Podría hablarles maravillas de mis viajes en tren por el conurbano holandés. Contarles cómo, por alrededor de dos euros y medio, un moderno y, a la vez, sobrio tren me llevaba a las afueras de Amsterdam. Lo tomé cuando quise conocer los famosos molinos de viento de Zaandam o cuando visité amigos en Sloterdijk, Utrecht, Duivendrecht u otras ciudades con un montón de consonantes en sus nombres.
Nunca me gustó pagar el tren. Quizás para hacerme la viva y ahorrarme unos centavos. Aunque ahora, más adulta, pienso que es horrible actuar así y no aportar a la recaudación de un servicio tan noble, la manera más disfrutable de moverse entre barrios y ciudades. De todos modos, con el servicio holandés esta práctica no es simple. Todo el tiempo están controlando los boletos y las multas son muy severas. Incluso si yo pagué boleto pero mi bici no, pueden cobrar más de 50 euros de penalidad, pero lo peor es que todos te miran mal, reprobando tu actitud de mala ciudadana. Ellos piensan que no se puede actuar así si el Estado te está dando un tren con wi-fi, baños impecables y, lo que me parece absurdo y utilísimo a la vez, los vagones silenciosos.
Un día una amiga iba escuchando música con ese volumen que uno usa a veces que se te escapan los sonidos por los auriculares. Una mujer que estaba a tres asientos de distancia se acercó agitando un dedo, mascullando “baje la música o váyase al vagón normal”. Desgraciadamente, mi amiga había caído en el vagón de los callados y no se había dado cuenta. Tuvo que irse reprobada en silencio, por supuesto, por el resto de los pasajeros, que se molestan incluso ante un ataque de tos o estornudos.
Todo es así en Holanda, perfectamente controlado, exhaustivamente silencioso. Por el tren uno tiene que pasar tratando de no dejar rastro, mirando siempre por la ventanilla que muestra siempre el mismo paisaje: los suburbios típicos de una ciudad del primer mundo, cemento y vidrios espejados, todo un poco robótico, frío. Y el que no mira para afuera mira su iPad, su iPhone, su cosito para leer libros en una pantalla en vez de en papel, que no tengo idea de cómo se llama.

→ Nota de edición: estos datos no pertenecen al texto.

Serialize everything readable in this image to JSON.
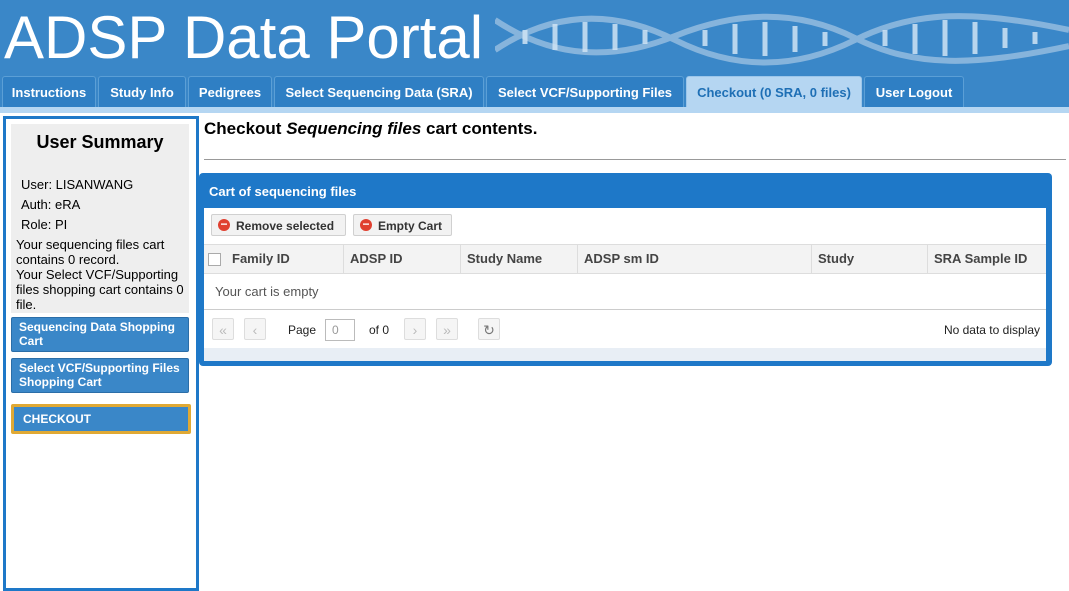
{
  "header": {
    "title": "ADSP Data Portal"
  },
  "tabs": [
    {
      "label": "Instructions"
    },
    {
      "label": "Study Info"
    },
    {
      "label": "Pedigrees"
    },
    {
      "label": "Select Sequencing Data (SRA)"
    },
    {
      "label": "Select VCF/Supporting Files"
    },
    {
      "label": "Checkout (0 SRA, 0 files)"
    },
    {
      "label": "User Logout"
    }
  ],
  "sidebar": {
    "title": "User Summary",
    "user": "User: LISANWANG",
    "auth": "Auth: eRA",
    "role": "Role: PI",
    "note1": "Your sequencing files cart contains 0 record.",
    "note2": "Your Select VCF/Supporting files shopping cart contains 0 file.",
    "btn_seq": "Sequencing Data Shopping Cart",
    "btn_vcf": "Select VCF/Supporting Files Shopping Cart",
    "btn_checkout": "CHECKOUT"
  },
  "main": {
    "heading_pre": "Checkout ",
    "heading_em": "Sequencing files",
    "heading_post": " cart contents."
  },
  "panel": {
    "title": "Cart of sequencing files",
    "remove_label": "Remove selected",
    "empty_label": "Empty Cart",
    "columns": [
      "Family ID",
      "ADSP ID",
      "Study Name",
      "ADSP sm ID",
      "Study",
      "SRA Sample ID"
    ],
    "empty_message": "Your cart is empty",
    "pager": {
      "page_label": "Page",
      "page_value": "0",
      "of_label": "of 0",
      "no_data": "No data to display"
    }
  },
  "colors": {
    "header_blue": "#3a87c8",
    "active_tab": "#b5d6f2",
    "checkout_border": "#e0a934"
  }
}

Podría decirles que el tren primermundista funciona de diez. No hay olores, no hay grafittis, nadie se queja, nadie grita. Nadie vende cosas, nadie las compraría. Es absolutamente seguro pero se siente como si todos desconfiaran.
Para mí viajar en tren es otra cosa. Un novio me dejó en un viaje en tren. Tres pares de medias por diez pesos compré en un tren. Recibí más de cincuenta estampitas en mis viajes a Quilmes, a Ciudadela, a Haedo. Hice un viaje en tren que tenía que durar ocho horas y duró catorce y me indigné terriblemente pero también compartí unos mates riquísimos con los que iban atrás.
Para mí viajar en tren es ver, a través de las ventanillas un poco oxidadas, mis paisajes favoritos de la salvaje Buenos Aires, esa bestia que me recibe con la boca abierta cada vez que me quiero sentir real y humana.